Metra wants to prevent commuters from buying reams of 10-ride tickets at the existing lower fares
Metra officials on Friday [11/11/11] approved a 25 percent fare increase that would start in February.
The biggest jump in nearly four years is meant to offset an anticipated $53.6 million budget deficit in 2012. Metra officials believe the hikes are better than cutting services, and riders seem to agree according to an online survey.
Board member Arlene Mulder said riders overwhelmingly told her they didn't want to see service cuts and that fare hikes would be more palatable if the trains were equipped with wi-fi.
Under the plan, one-way tickets would go up an average of 15.7 percent, 10-ride tickets an average of 30 percent and monthly passes 29.4 percent.
In anticipation of the board's approval, Metra proposed steps to prevent commuters from buying reams of 10-ride tickets at the existing lower fares.
Traditionally, 10-ride tickets were good for one year.
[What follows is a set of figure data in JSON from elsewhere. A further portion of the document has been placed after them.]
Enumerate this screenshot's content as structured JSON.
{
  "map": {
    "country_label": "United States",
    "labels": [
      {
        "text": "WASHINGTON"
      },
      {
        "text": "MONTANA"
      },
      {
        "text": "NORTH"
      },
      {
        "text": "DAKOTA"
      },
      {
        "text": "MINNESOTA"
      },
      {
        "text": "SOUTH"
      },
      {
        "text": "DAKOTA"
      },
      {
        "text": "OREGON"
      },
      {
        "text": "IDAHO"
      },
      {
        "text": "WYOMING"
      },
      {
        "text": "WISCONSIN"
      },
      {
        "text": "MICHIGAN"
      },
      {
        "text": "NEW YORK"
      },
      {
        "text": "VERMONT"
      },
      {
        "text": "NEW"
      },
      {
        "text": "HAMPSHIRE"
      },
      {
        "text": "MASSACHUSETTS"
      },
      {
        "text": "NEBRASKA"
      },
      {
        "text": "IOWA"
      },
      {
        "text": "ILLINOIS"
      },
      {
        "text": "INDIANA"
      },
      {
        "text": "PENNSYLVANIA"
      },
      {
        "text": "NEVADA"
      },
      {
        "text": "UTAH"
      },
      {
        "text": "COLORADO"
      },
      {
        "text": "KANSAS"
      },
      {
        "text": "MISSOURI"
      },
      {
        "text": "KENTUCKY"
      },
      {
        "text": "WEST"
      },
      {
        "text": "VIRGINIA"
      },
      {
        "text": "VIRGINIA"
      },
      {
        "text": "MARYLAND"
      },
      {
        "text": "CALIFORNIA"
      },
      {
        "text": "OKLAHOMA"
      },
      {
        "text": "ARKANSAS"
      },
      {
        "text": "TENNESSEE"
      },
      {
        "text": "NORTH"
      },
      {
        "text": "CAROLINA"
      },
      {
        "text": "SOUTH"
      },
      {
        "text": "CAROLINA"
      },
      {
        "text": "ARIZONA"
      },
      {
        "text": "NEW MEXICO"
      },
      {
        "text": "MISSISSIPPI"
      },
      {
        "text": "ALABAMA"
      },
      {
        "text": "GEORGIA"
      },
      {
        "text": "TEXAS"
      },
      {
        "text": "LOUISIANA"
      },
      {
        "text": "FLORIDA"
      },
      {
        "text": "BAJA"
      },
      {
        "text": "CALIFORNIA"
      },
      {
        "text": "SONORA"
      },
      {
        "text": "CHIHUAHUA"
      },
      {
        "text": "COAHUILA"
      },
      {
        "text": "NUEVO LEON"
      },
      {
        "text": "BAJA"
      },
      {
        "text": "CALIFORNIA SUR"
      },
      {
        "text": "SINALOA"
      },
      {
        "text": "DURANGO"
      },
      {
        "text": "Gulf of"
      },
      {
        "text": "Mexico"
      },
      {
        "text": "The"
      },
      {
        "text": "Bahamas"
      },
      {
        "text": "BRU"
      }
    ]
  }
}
But signage is proposed for Metra stations, warning riders that effective Saturday through January 31, 10-rides will expire next Feb. 29, 2012.
Metra says when fares were last raised in 2008, they saw a sudden, 67 percent increase in 10-ride sales. The agency estimates the ticket-hoarders cost them as much as $2.7 million in lost revenue.
Money that remains in the citizen/consumer's pocket is "lost revenue".